Former Jay Peak owner Ariel Quiros is once again making a bid to have his five-year prison sentence reduced in the largest fraud case in Vermont’s history.
Quiros is incarcerated at FPC Pensacola, a minimum-security federal prison camp in Florida.
The 67-year-old former Miami investor was sentenced in U.S. District Court in Burlington in August 2022 to five years in prison after pleading guilty to conspiracy to commit wire fraud, money laundering and concealing material information.
Quiros, representing himself in a court filing this week, asked federal Chief Judge Geoffrey Crawford to consider the “physical and psychological toll” of incarceration in his bid to reduce his sentence under the First Step Act, a federal law passed in 2018 that aims to promote rehabilitation and decrease the federal prison population.
Quiros wrote that he “has had to deal with suspensions of many prison programs, difficulty in accessing basic health care, lack of educational opportunities, constant lockdowns, minimal family interaction and other hardships.”

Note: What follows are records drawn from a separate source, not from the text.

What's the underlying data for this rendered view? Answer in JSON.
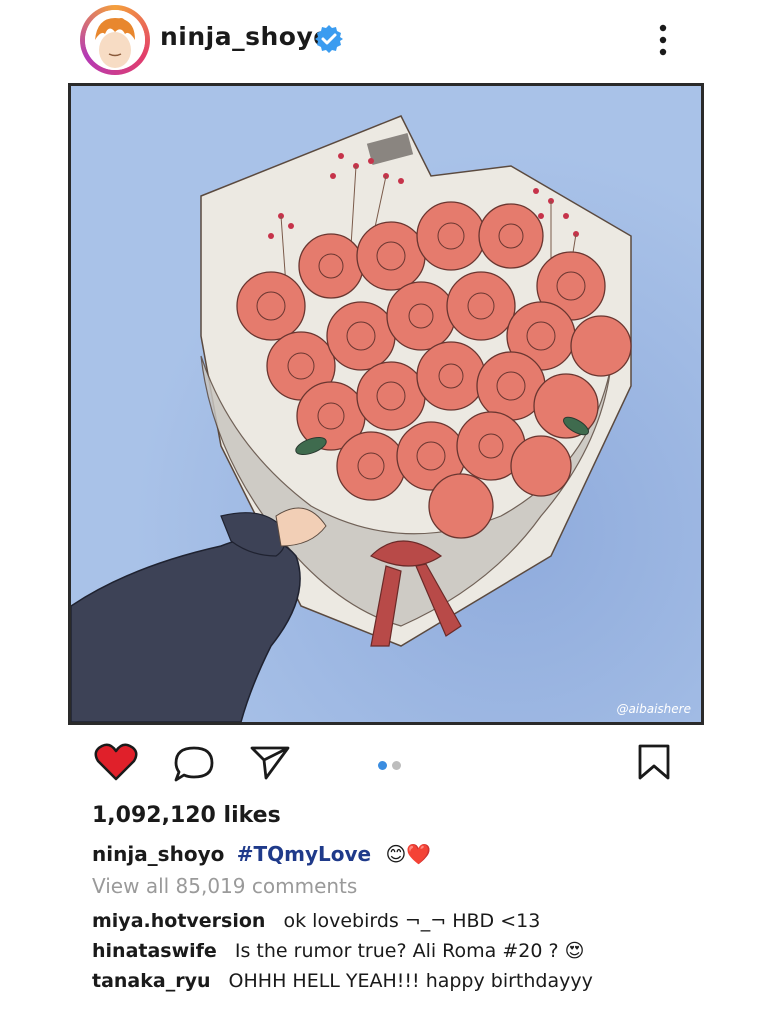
{
  "header": {
    "username": "ninja_shoyo",
    "verified_icon": "verified-badge-icon",
    "more_icon": "more-vertical-icon"
  },
  "post": {
    "watermark": "@aibaishere",
    "image_description_icon": "rose-bouquet"
  },
  "actions": {
    "like_icon": "heart-icon",
    "like_color": "#e0202a",
    "comment_icon": "comment-icon",
    "share_icon": "paper-plane-icon",
    "save_icon": "bookmark-icon",
    "carousel_active_color": "#3b8de0",
    "carousel_inactive_color": "#bdbdbd"
  },
  "stats": {
    "likes": "1,092,120 likes"
  },
  "caption": {
    "username": "ninja_shoyo",
    "hashtag": "#TQmyLove",
    "emojis": "😊❤️"
  },
  "comments_link": "View all 85,019 comments",
  "comments": [
    {
      "user": "miya.hotversion",
      "text": "ok lovebirds ¬_¬ HBD <13"
    },
    {
      "user": "hinataswife",
      "text": "Is the rumor true? Ali Roma #20 ? 😍"
    },
    {
      "user": "tanaka_ryu",
      "text": "OHHH HELL YEAH!!! happy birthdayyy"
    }
  ]
}
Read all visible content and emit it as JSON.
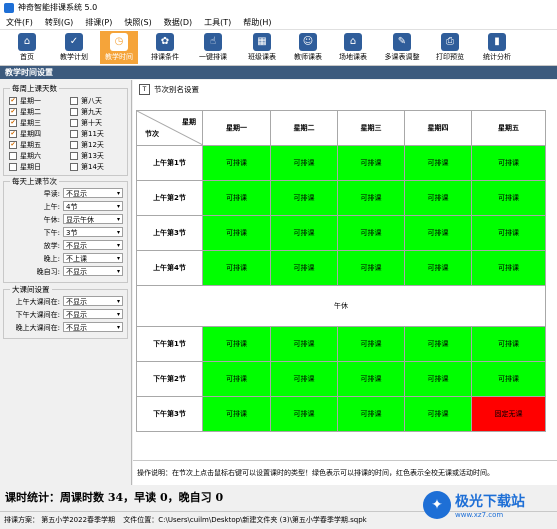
{
  "window": {
    "title": "神奇智能排课系统 5.0"
  },
  "menu": [
    "文件(F)",
    "转到(G)",
    "排课(P)",
    "快照(S)",
    "数据(D)",
    "工具(T)",
    "帮助(H)"
  ],
  "toolbar": [
    {
      "label": "首页",
      "icon": "home-icon",
      "glyph": "⌂"
    },
    {
      "label": "教学计划",
      "icon": "clipboard-icon",
      "glyph": "✓"
    },
    {
      "label": "教学时间",
      "icon": "clock-icon",
      "glyph": "◷",
      "active": true
    },
    {
      "label": "排课条件",
      "icon": "circles-icon",
      "glyph": "✿"
    },
    {
      "label": "一键排课",
      "icon": "hand-icon",
      "glyph": "☝"
    },
    {
      "label": "班级课表",
      "icon": "grid-icon",
      "glyph": "▦"
    },
    {
      "label": "教师课表",
      "icon": "teacher-icon",
      "glyph": "☺"
    },
    {
      "label": "场地课表",
      "icon": "building-icon",
      "glyph": "⌂"
    },
    {
      "label": "多课表调整",
      "icon": "adjust-icon",
      "glyph": "✎"
    },
    {
      "label": "打印预览",
      "icon": "print-icon",
      "glyph": "⎙"
    },
    {
      "label": "统计分析",
      "icon": "chart-icon",
      "glyph": "▮"
    }
  ],
  "section_title": "教学时间设置",
  "days_group": {
    "title": "每周上课天数",
    "left": [
      {
        "label": "星期一",
        "checked": true
      },
      {
        "label": "星期二",
        "checked": true
      },
      {
        "label": "星期三",
        "checked": true
      },
      {
        "label": "星期四",
        "checked": true
      },
      {
        "label": "星期五",
        "checked": true
      },
      {
        "label": "星期六",
        "checked": false
      },
      {
        "label": "星期日",
        "checked": false
      }
    ],
    "right": [
      {
        "label": "第八天",
        "checked": false
      },
      {
        "label": "第九天",
        "checked": false
      },
      {
        "label": "第十天",
        "checked": false
      },
      {
        "label": "第11天",
        "checked": false
      },
      {
        "label": "第12天",
        "checked": false
      },
      {
        "label": "第13天",
        "checked": false
      },
      {
        "label": "第14天",
        "checked": false
      }
    ]
  },
  "periods_group": {
    "title": "每天上课节次",
    "rows": [
      {
        "label": "早读:",
        "value": "不显示"
      },
      {
        "label": "上午:",
        "value": "4节"
      },
      {
        "label": "午休:",
        "value": "显示午休"
      },
      {
        "label": "下午:",
        "value": "3节"
      },
      {
        "label": "放学:",
        "value": "不显示"
      },
      {
        "label": "晚上:",
        "value": "不上课"
      },
      {
        "label": "晚自习:",
        "value": "不显示"
      }
    ]
  },
  "break_group": {
    "title": "大课间设置",
    "rows": [
      {
        "label": "上午大课间在:",
        "value": "不显示"
      },
      {
        "label": "下午大课间在:",
        "value": "不显示"
      },
      {
        "label": "晚上大课间在:",
        "value": "不显示"
      }
    ]
  },
  "subtool": {
    "label": "节次别名设置"
  },
  "schedule": {
    "corner_top": "星期",
    "corner_bottom": "节次",
    "days": [
      "星期一",
      "星期二",
      "星期三",
      "星期四",
      "星期五"
    ],
    "noon_label": "午休",
    "rows_am": [
      {
        "label": "上午第1节",
        "cells": [
          "可排课",
          "可排课",
          "可排课",
          "可排课",
          "可排课"
        ]
      },
      {
        "label": "上午第2节",
        "cells": [
          "可排课",
          "可排课",
          "可排课",
          "可排课",
          "可排课"
        ]
      },
      {
        "label": "上午第3节",
        "cells": [
          "可排课",
          "可排课",
          "可排课",
          "可排课",
          "可排课"
        ]
      },
      {
        "label": "上午第4节",
        "cells": [
          "可排课",
          "可排课",
          "可排课",
          "可排课",
          "可排课"
        ]
      }
    ],
    "rows_pm": [
      {
        "label": "下午第1节",
        "cells": [
          "可排课",
          "可排课",
          "可排课",
          "可排课",
          "可排课"
        ]
      },
      {
        "label": "下午第2节",
        "cells": [
          "可排课",
          "可排课",
          "可排课",
          "可排课",
          "可排课"
        ]
      },
      {
        "label": "下午第3节",
        "cells": [
          "可排课",
          "可排课",
          "可排课",
          "可排课",
          "固定无课"
        ]
      }
    ],
    "colors": {
      "available": "#00ff00",
      "blocked": "#ff0000"
    }
  },
  "hint": "操作说明：在节次上点击鼠标右键可以设置课时的类型！绿色表示可以排课的时间，红色表示全校无课或活动时间。",
  "stats": "课时统计：周课时数 34，早读 0，晚自习 0",
  "status": {
    "plan": "排课方案：  第五小学2022春季学期",
    "file": "文件位置：C:\\Users\\cuilm\\Desktop\\新建文件夹 (3)\\第五小学春季学期.sqpk"
  },
  "watermark": {
    "brand": "极光下载站",
    "url": "www.xz7.com"
  }
}
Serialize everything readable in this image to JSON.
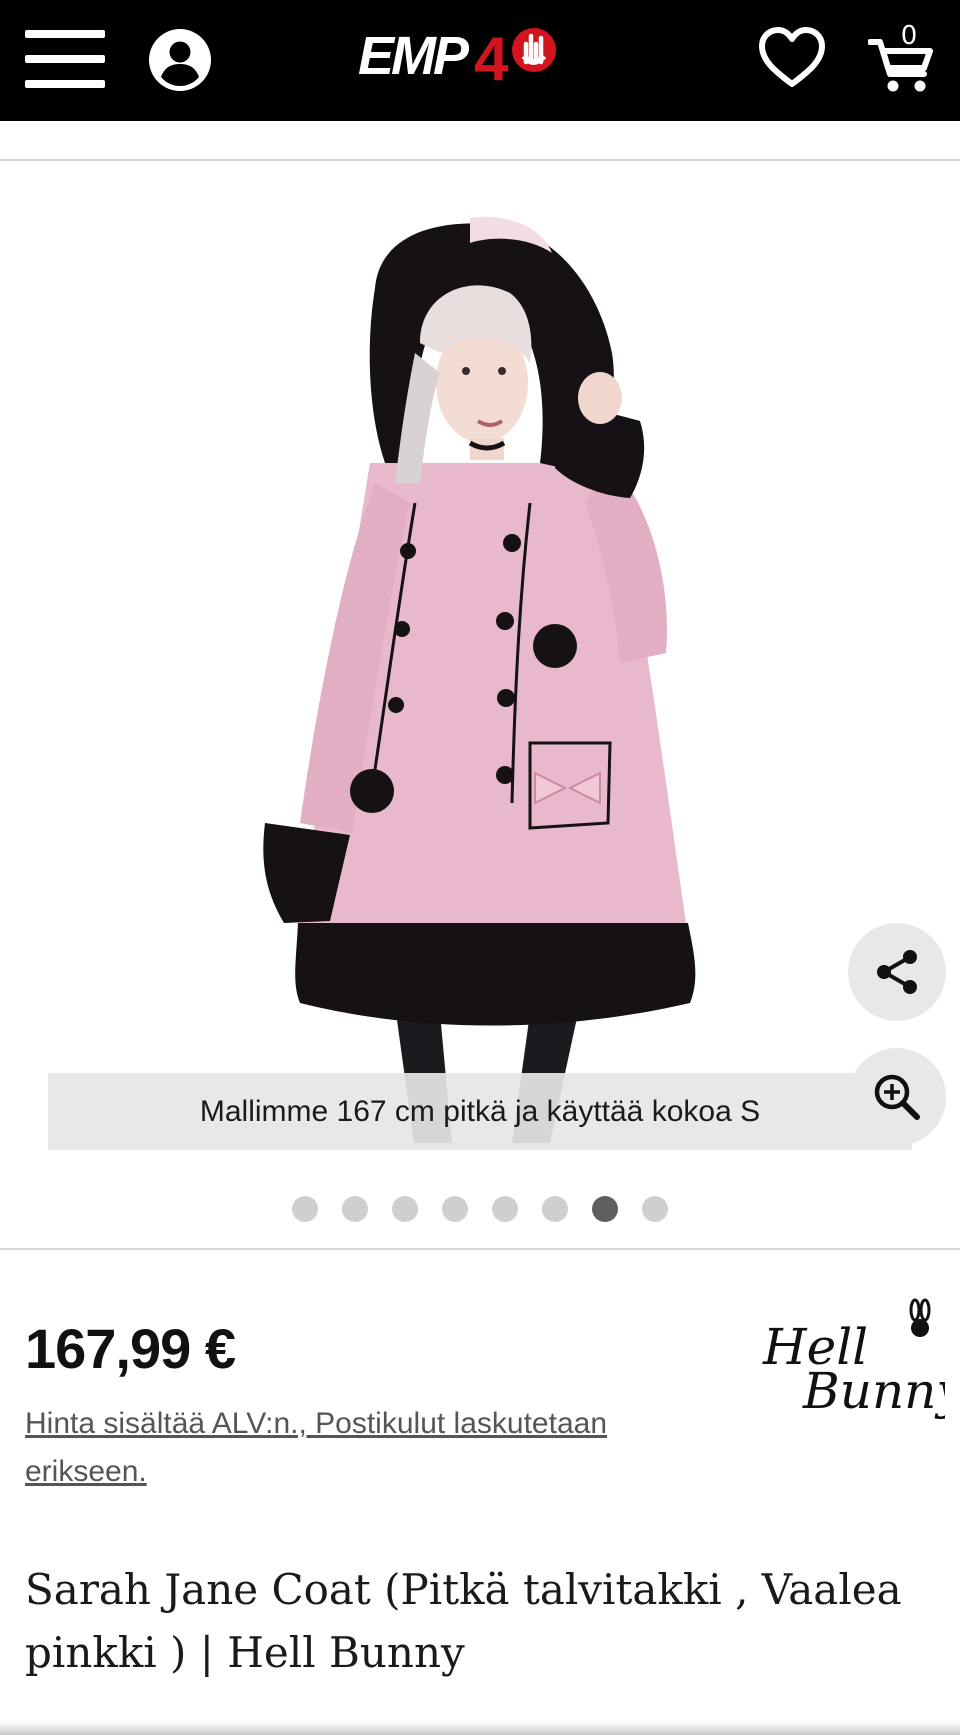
{
  "header": {
    "menu_icon": "hamburger-menu-icon",
    "account_icon": "user-account-icon",
    "logo_text": "EMP40",
    "wishlist_icon": "heart-icon",
    "cart_icon": "shopping-cart-icon",
    "cart_count": "0"
  },
  "gallery": {
    "image_alt": "Hell Bunny Sarah Jane Coat pink winter coat",
    "caption": "Mallimme 167 cm pitkä ja käyttää kokoa S",
    "share_icon": "share-icon",
    "zoom_icon": "zoom-in-icon",
    "slide_count": 8,
    "active_slide": 7
  },
  "product": {
    "price": "167,99 €",
    "vat_note": "Hinta sisältää ALV:n., Postikulut laskutetaan erikseen.",
    "brand_logo_text": "Hell Bunny",
    "title": "Sarah Jane Coat (Pitkä talvitakki , Vaalea pinkki ) | Hell Bunny"
  },
  "colors": {
    "header_bg": "#000000",
    "logo_accent": "#d2141e",
    "coat_pink": "#e8b9cc",
    "fur_black": "#151115",
    "dot_active": "#5f5f5f",
    "dot_inactive": "#cfcfcf"
  }
}
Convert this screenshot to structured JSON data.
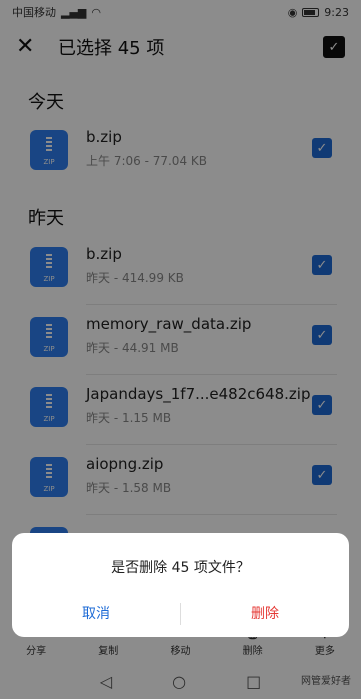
{
  "status": {
    "carrier": "中国移动",
    "time": "9:23"
  },
  "header": {
    "title": "已选择 45 项"
  },
  "sections": {
    "today": "今天",
    "yesterday": "昨天"
  },
  "icon_label": "ZIP",
  "files": [
    {
      "name": "b.zip",
      "meta": "上午 7:06 - 77.04 KB"
    },
    {
      "name": "b.zip",
      "meta": "昨天 - 414.99 KB"
    },
    {
      "name": "memory_raw_data.zip",
      "meta": "昨天 - 44.91 MB"
    },
    {
      "name": "Japandays_1f7...e482c648.zip",
      "meta": "昨天 - 1.15 MB"
    },
    {
      "name": "aiopng.zip",
      "meta": "昨天 - 1.58 MB"
    }
  ],
  "bottom_bar": [
    "分享",
    "复制",
    "移动",
    "删除",
    "更多"
  ],
  "dialog": {
    "message": "是否删除 45 项文件？",
    "cancel": "取消",
    "delete": "删除"
  },
  "watermark": "网管爱好者",
  "colors": {
    "accent": "#1e6bd6",
    "danger": "#e53935",
    "icon": "#2f7ff0"
  }
}
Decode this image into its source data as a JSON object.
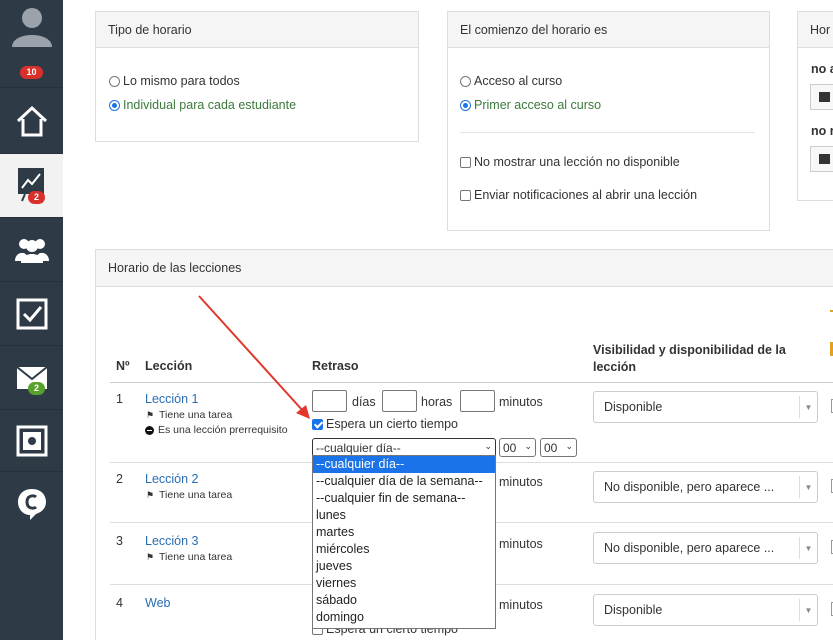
{
  "sidebar": {
    "notifications_badge": "10",
    "reports_badge": "2",
    "messages_badge": "2"
  },
  "schedule_type": {
    "title": "Tipo de horario",
    "option_same": "Lo mismo para todos",
    "option_individual": "Individual para cada estudiante",
    "selected": "Individual para cada estudiante"
  },
  "schedule_start": {
    "title": "El comienzo del horario es",
    "option_course_access": "Acceso al curso",
    "option_first_lesson": "Primer acceso al curso",
    "selected": "Primer acceso al curso",
    "check_hide_unavailable": "No mostrar una lección no disponible",
    "check_notify_open": "Enviar notificaciones al abrir una lección"
  },
  "right_panel": {
    "title": "Hor",
    "label_1": "no a",
    "label_2": "no r"
  },
  "lessons_panel": {
    "title": "Horario de las lecciones",
    "columns": {
      "num": "Nº",
      "lesson": "Lección",
      "delay": "Retraso",
      "visibility": "Visibilidad y disponibilidad de la lección"
    },
    "units": {
      "days": "días",
      "hours": "horas",
      "minutes": "minutos"
    },
    "wait_label": "Espera un cierto tiempo",
    "rows": [
      {
        "num": "1",
        "name": "Lección 1",
        "meta1": "Tiene una tarea",
        "meta2": "Es una lección prerrequisito",
        "visibility": "Disponible"
      },
      {
        "num": "2",
        "name": "Lección 2",
        "meta1": "Tiene una tarea",
        "visibility": "No disponible, pero aparece ..."
      },
      {
        "num": "3",
        "name": "Lección 3",
        "meta1": "Tiene una tarea",
        "visibility": "No disponible, pero aparece ..."
      },
      {
        "num": "4",
        "name": "Web",
        "visibility": "Disponible"
      }
    ],
    "day_select": "--cualquier día--",
    "hour_select": "00",
    "minute_select": "00",
    "day_options": [
      "--cualquier día--",
      "--cualquier día de la semana--",
      "--cualquier fin de semana--",
      "lunes",
      "martes",
      "miércoles",
      "jueves",
      "viernes",
      "sábado",
      "domingo"
    ]
  },
  "colors": {
    "sidebar_bg": "#2e3b47",
    "link": "#2a6db5",
    "accent": "#1a73e8",
    "arrow": "#e0392b"
  }
}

Crawford has not taken action on Quiros’ request.
The judge rejected in January 2023 an initial bid by Quiros to reduce his prison sentence. In that request, Quiros contended that insufficient consideration was given to his government cooperation, which he claimed helped to convict two other men in the fraud.
The others — Bill Stenger, Jay Peak’s past president, and William Kelly, a key adviser and friend of Quiros — later reached plea deals with the prosecution and were sentenced by Crawford in 2022 to 18 months each.
Both Kelly and Stenger have since been released, with Stenger serving about half his prison term behind bars and the remaining portion on home detention.
All three men were indicted in May 2019 for their roles in a failed project to build a $110 million biomedical research facility in Newport, known as AnC Bio Vermont. Despite raising more than $80 million for the project from over 160 foreign investors through the federal EB-5 visa program, the project never got off the ground.
Foreign investors through the EB-5 program can gain permanent U.S. residency if their investment of at least $500,000 meets job-creating requirements.